ABSTRACT
The efficacy of Anomaly Detection (AD) sensors depends heavily on the
quality of the data used to train them. Artificial or contrived
training data may not provide a realistic view of the deployment
environment. Most realistic data sets are dirty; that is, they
contain a number of attacks or anomalous events. The size of these
high-quality training data sets makes manual removal or labeling of
attack data infeasible. As a result, sensors trained on this data can
miss attacks and their variations. We propose extending the training
phase of AD sensors (in a manner agnostic to the underlying AD
algorithm) to include a sanitization phase.

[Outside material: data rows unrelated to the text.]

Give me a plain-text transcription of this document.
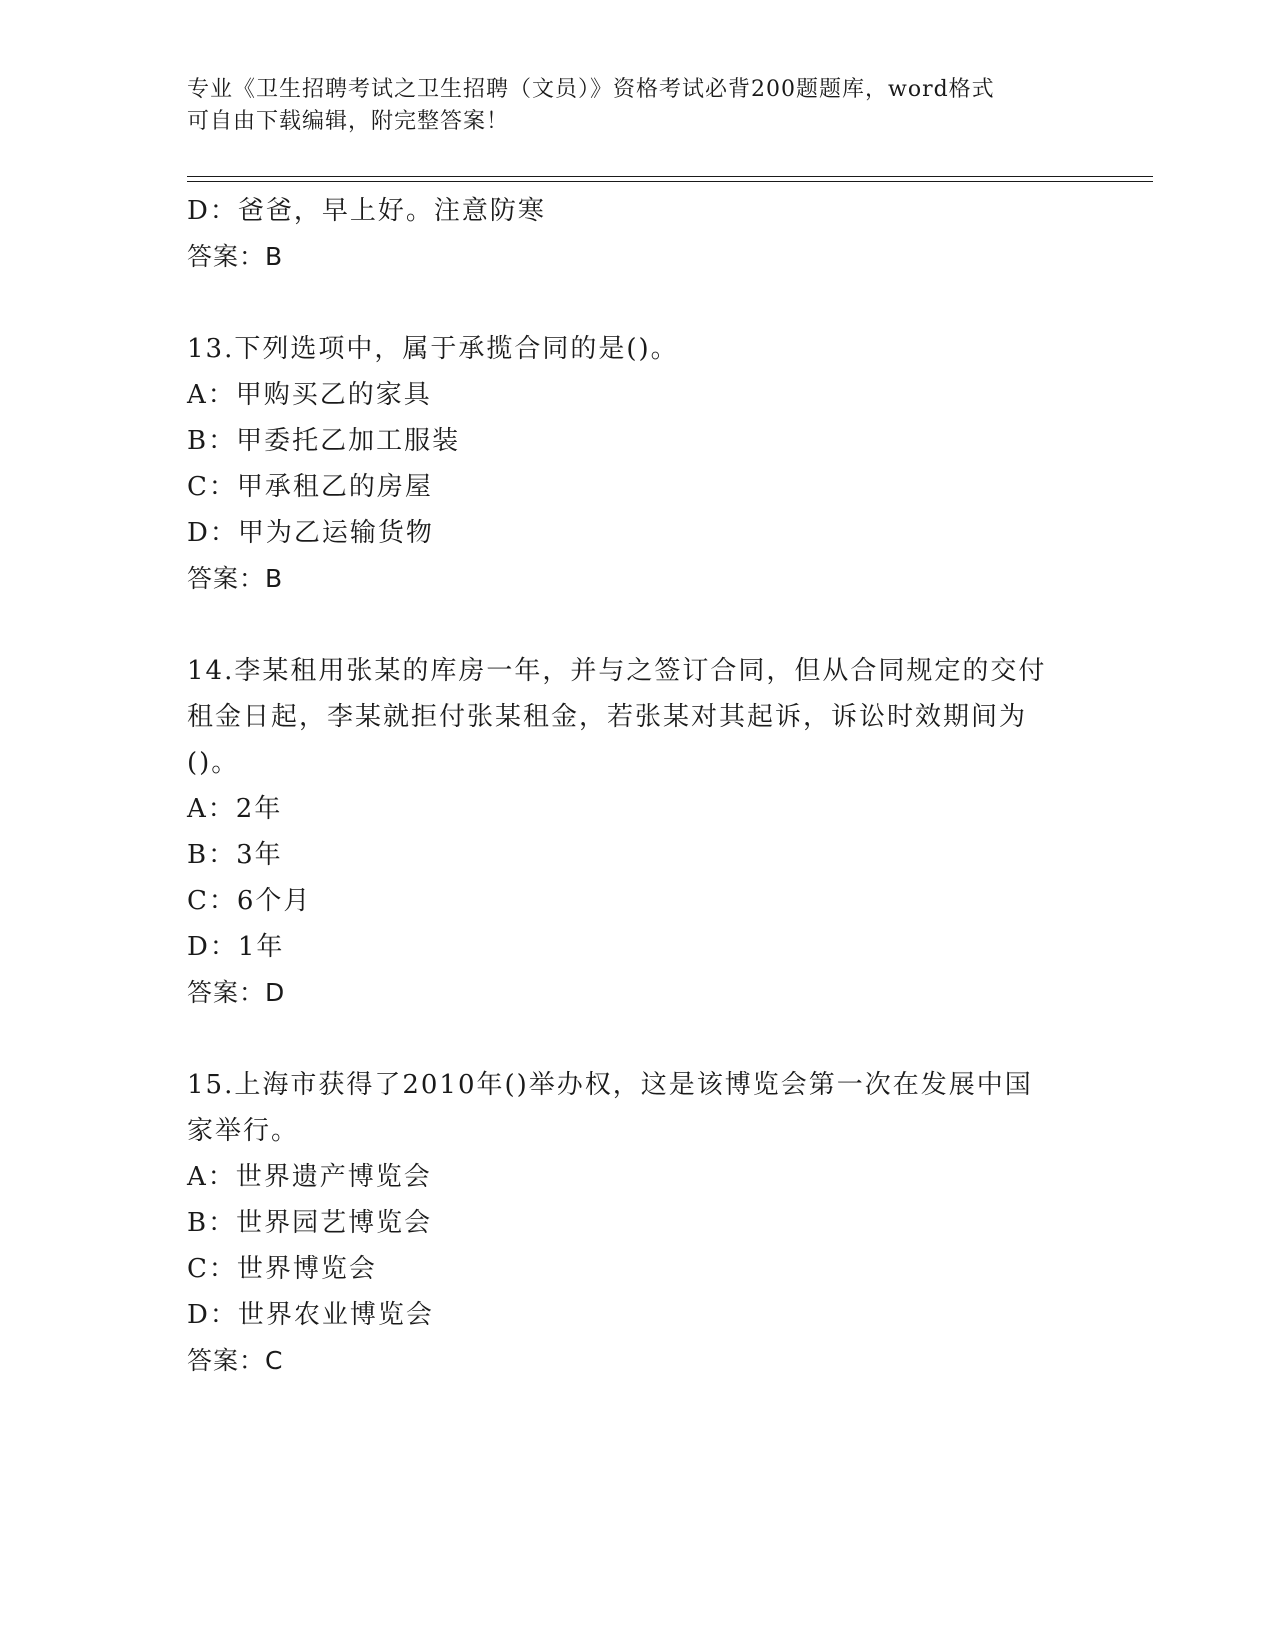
专业《卫生招聘考试之卫生招聘（文员）》资格考试必背200题题库，word格式
可自由下载编辑，附完整答案！
D：爸爸，早上好。注意防寒
答案：B
13.下列选项中，属于承揽合同的是()。
A：甲购买乙的家具
B：甲委托乙加工服装
C：甲承租乙的房屋
D：甲为乙运输货物
答案：B
14.李某租用张某的库房一年，并与之签订合同，但从合同规定的交付
租金日起，李某就拒付张某租金，若张某对其起诉，诉讼时效期间为
()。
A：2年
B：3年
C：6个月
D：1年
答案：D
15.上海市获得了2010年()举办权，这是该博览会第一次在发展中国
家举行。
A：世界遗产博览会
B：世界园艺博览会
C：世界博览会
D：世界农业博览会
答案：C
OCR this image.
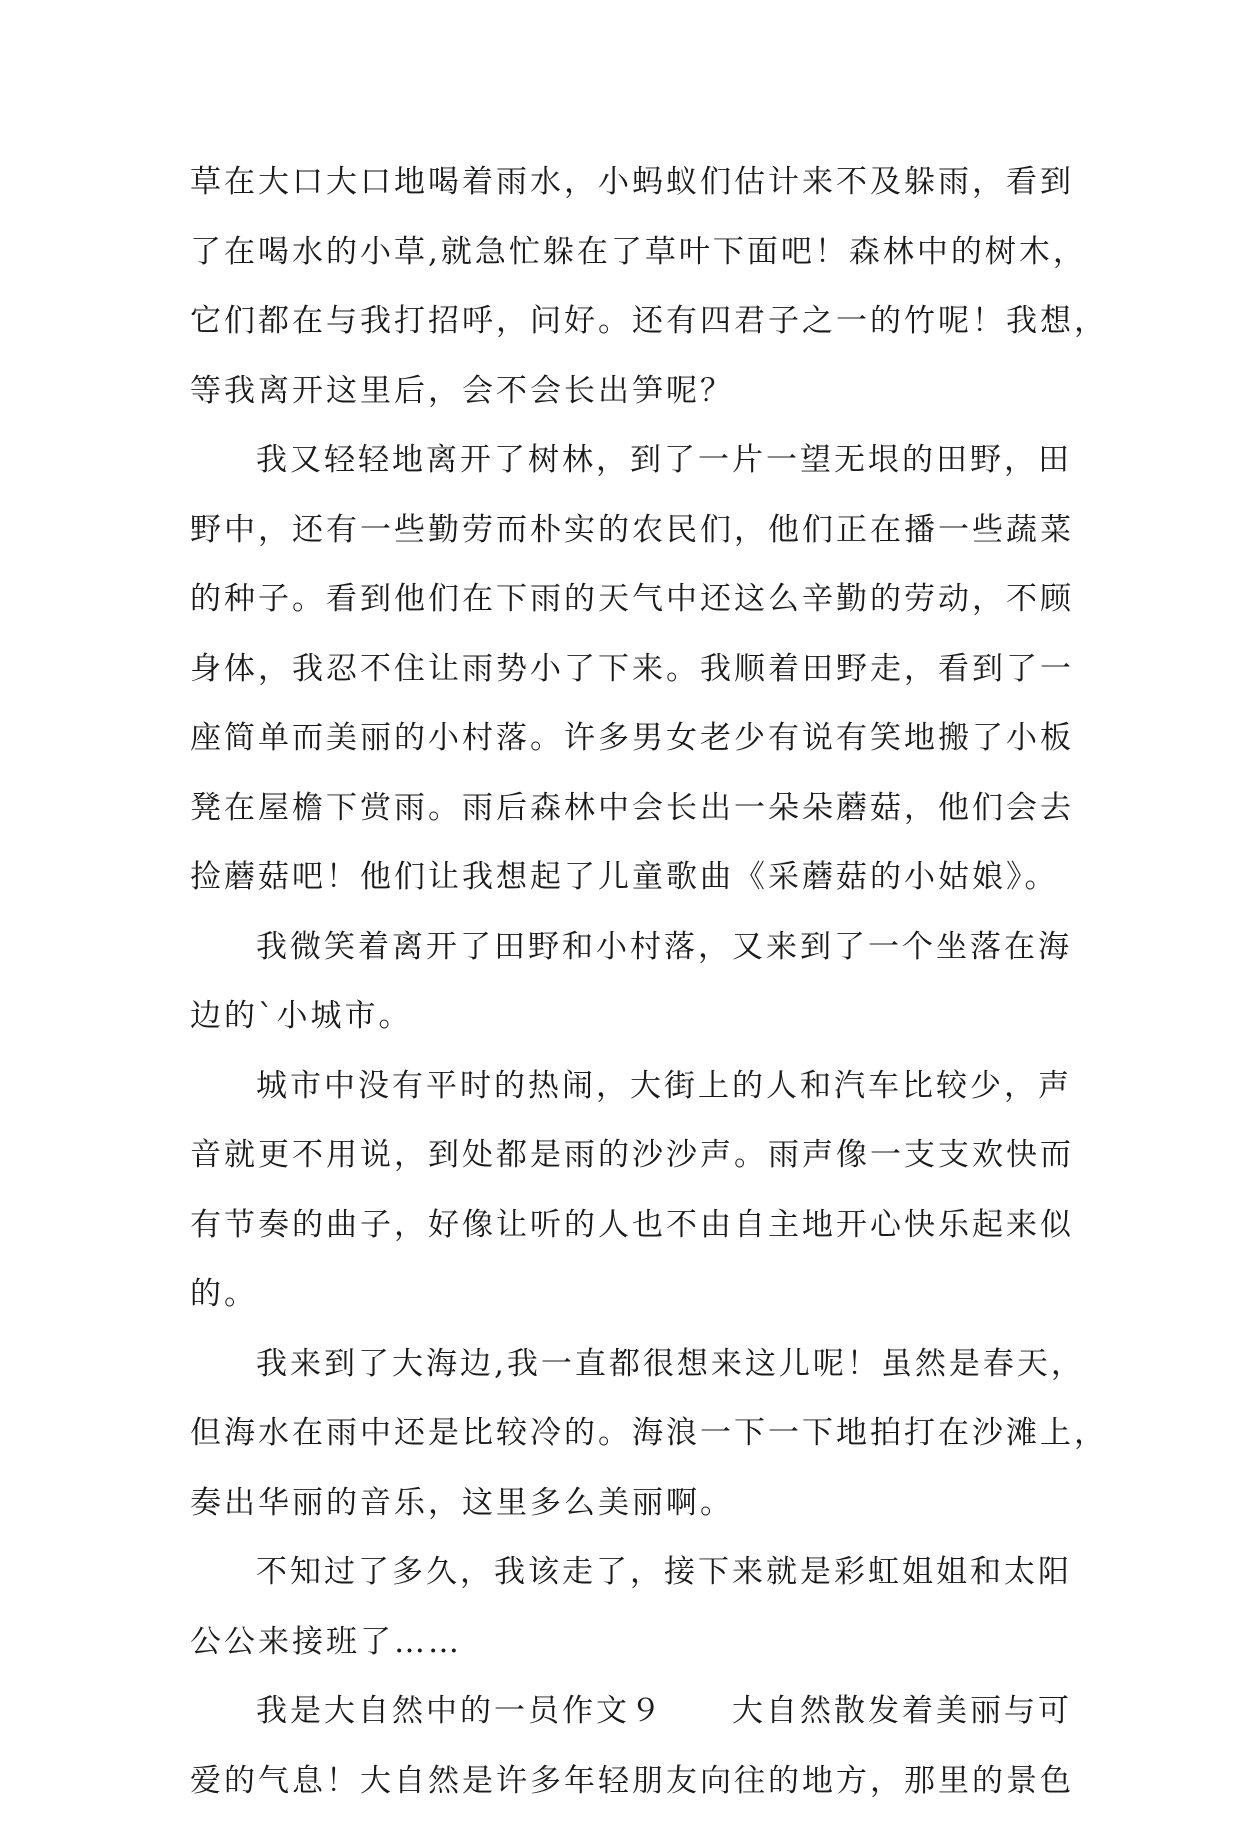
草在大口大口地喝着雨水，小蚂蚁们估计来不及躲雨，看到
了在喝水的小草,就急忙躲在了草叶下面吧！森林中的树木，
它们都在与我打招呼，问好。还有四君子之一的竹呢！我想，
等我离开这里后，会不会长出笋呢？
我又轻轻地离开了树林，到了一片一望无垠的田野，田
野中，还有一些勤劳而朴实的农民们，他们正在播一些蔬菜
的种子。看到他们在下雨的天气中还这么辛勤的劳动，不顾
身体，我忍不住让雨势小了下来。我顺着田野走，看到了一
座简单而美丽的小村落。许多男女老少有说有笑地搬了小板
凳在屋檐下赏雨。雨后森林中会长出一朵朵蘑菇，他们会去
捡蘑菇吧！他们让我想起了儿童歌曲《采蘑菇的小姑娘》。
我微笑着离开了田野和小村落，又来到了一个坐落在海
边的`小城市。
城市中没有平时的热闹，大街上的人和汽车比较少，声
音就更不用说，到处都是雨的沙沙声。雨声像一支支欢快而
有节奏的曲子，好像让听的人也不由自主地开心快乐起来似
的。
我来到了大海边,我一直都很想来这儿呢！虽然是春天，
但海水在雨中还是比较冷的。海浪一下一下地拍打在沙滩上，
奏出华丽的音乐，这里多么美丽啊。
不知过了多久，我该走了，接下来就是彩虹姐姐和太阳
公公来接班了……
我是大自然中的一员作文９　　大自然散发着美丽与可
爱的气息！大自然是许多年轻朋友向往的地方，那里的景色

This phase generates multiple models conditioned on small slices of
the training data. We use these 'micro-models' to produce
provisional labels for each training input, and we combine the
micro-models in a voting scheme to determine which parts of the
training data may represent attacks. Our results suggest that this
phase automatically and significantly improves the quality of
unlabeled training data by making it as 'attack-free' and
'regular' as possible in the absence of absolute ground truth. We
also show how a collaborative approach that combines models from
different networks or domains can further refine the sanitization
process to thwart targeted training or mimicry attacks against a
single site.
(This is joined work with Gabriela F. Cretu, Michael E. Locasto,
Salvatore J. Stolfo, and Angelos D. Keromytis.)
BIOGRAPHY
Angelos Stavrou is Assistant Professor in the Department of Computer Science and a member of the Center for Secure Information Systems at George Mason University, Fairfax, Virginia. He received his M.Sc. in Electrical Engineering, M.Phil. and Ph.D. (with distinction) in Computer Science all from Columbia University. He also holds an M.Sc. in theoretical Computer Science from University of Athens, and a B.Sc. in Physics with distinction from University of Patras, Greece. His current research interests include security for distributed systems, network reliability, anonymity, and statistical inference with a focus on building and deploying large-scale systems.